We start talking about these points and then forget the whole API thing. These items are important, but they do not make it “a cloud.” When Dave McCrory and I first discussed API Infrastructure as “cloud,” it was driven by the fact that you could hide the actual infrastructure behind the API. The critical concept was that the API allowed a you to manage a server anywhere from anywhere.
When Amazon offered the first EC2 service, it had to be a cloud because the servers were remote. It was not a cloud because it was on the internet; plenty of other companies were offering hosted servers. It was a cloud because their offering
allowed required operators to use and API to interact with the infrastructure.

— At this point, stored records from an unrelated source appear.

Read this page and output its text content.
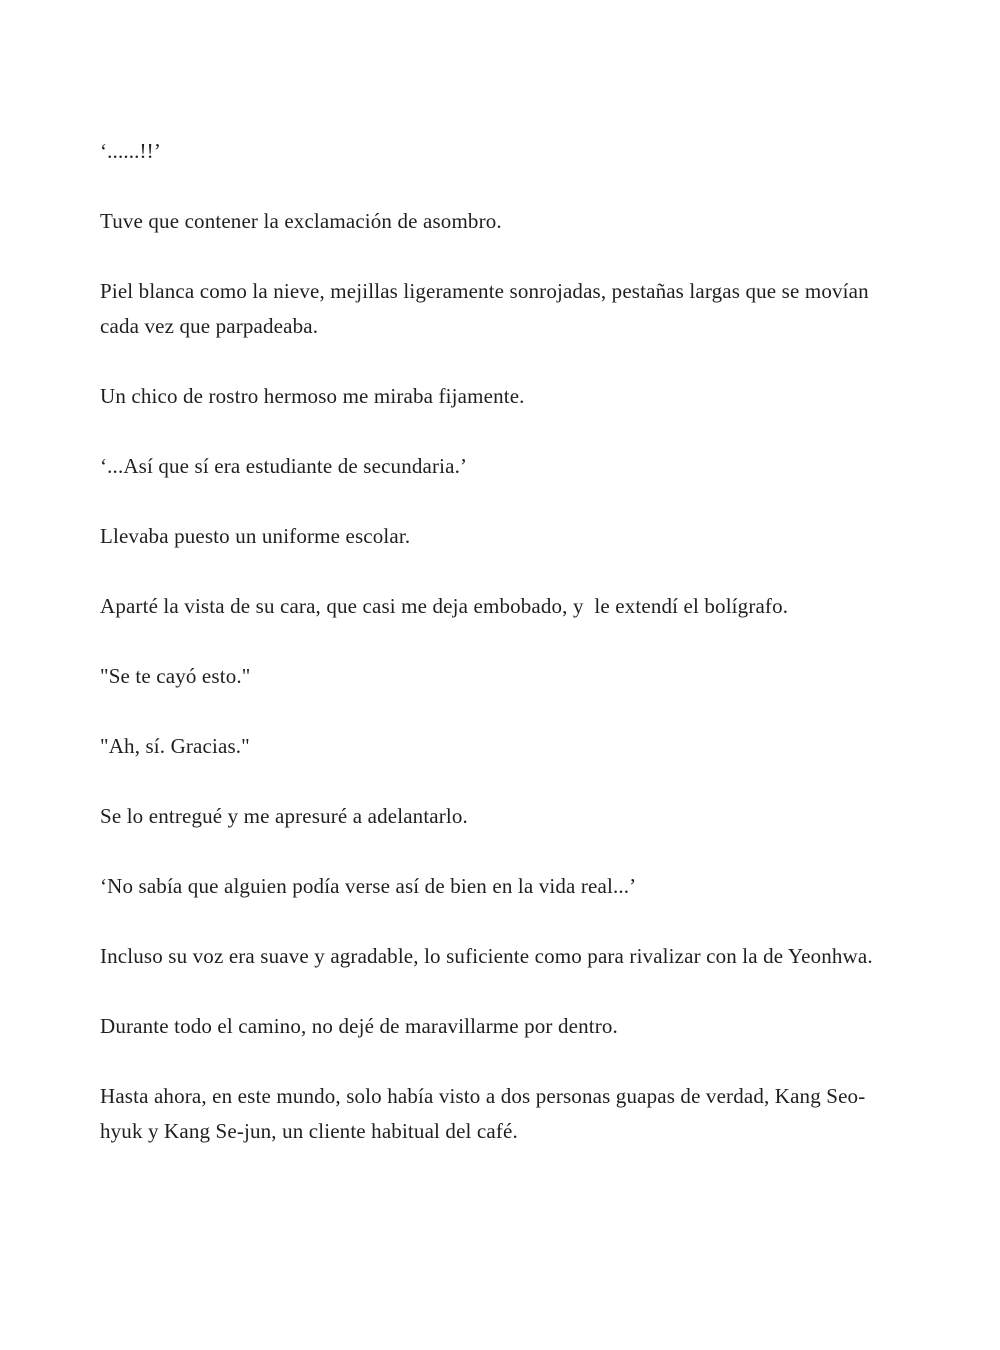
‘......!!’

Tuve que contener la exclamación de asombro.

Piel blanca como la nieve, mejillas ligeramente sonrojadas, pestañas largas que se movían cada vez que parpadeaba.

Un chico de rostro hermoso me miraba fijamente.

‘...Así que sí era estudiante de secundaria.’

Llevaba puesto un uniforme escolar.

Aparté la vista de su cara, que casi me deja embobado, y  le extendí el bolígrafo.

"Se te cayó esto."

"Ah, sí. Gracias."

Se lo entregué y me apresuré a adelantarlo.

‘No sabía que alguien podía verse así de bien en la vida real...’

Incluso su voz era suave y agradable, lo suficiente como para rivalizar con la de Yeonhwa.

Durante todo el camino, no dejé de maravillarme por dentro.

Hasta ahora, en este mundo, solo había visto a dos personas guapas de verdad, Kang Seo-hyuk y Kang Se-jun, un cliente habitual del café.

I remember that EC2’s lack of UI (and SLA) causing many to predict it would be a failure; instead, it sparked a revolution.
I’m excited now because we’re entering a new generation of cloud where Infrastructure APIs include networking and storage in addition to compute. Mix in some of the interesting data and network services and we’re going to have truly dynamic and powerful clouds. More importantly, we going to have some truly amazing applications.
What do you think? Is API a sufficient definition of cloud in your opinion?
PS: Yes, if you have a physical server/network/store that is completely controllable by an API then you’ve got a cloud on your hands.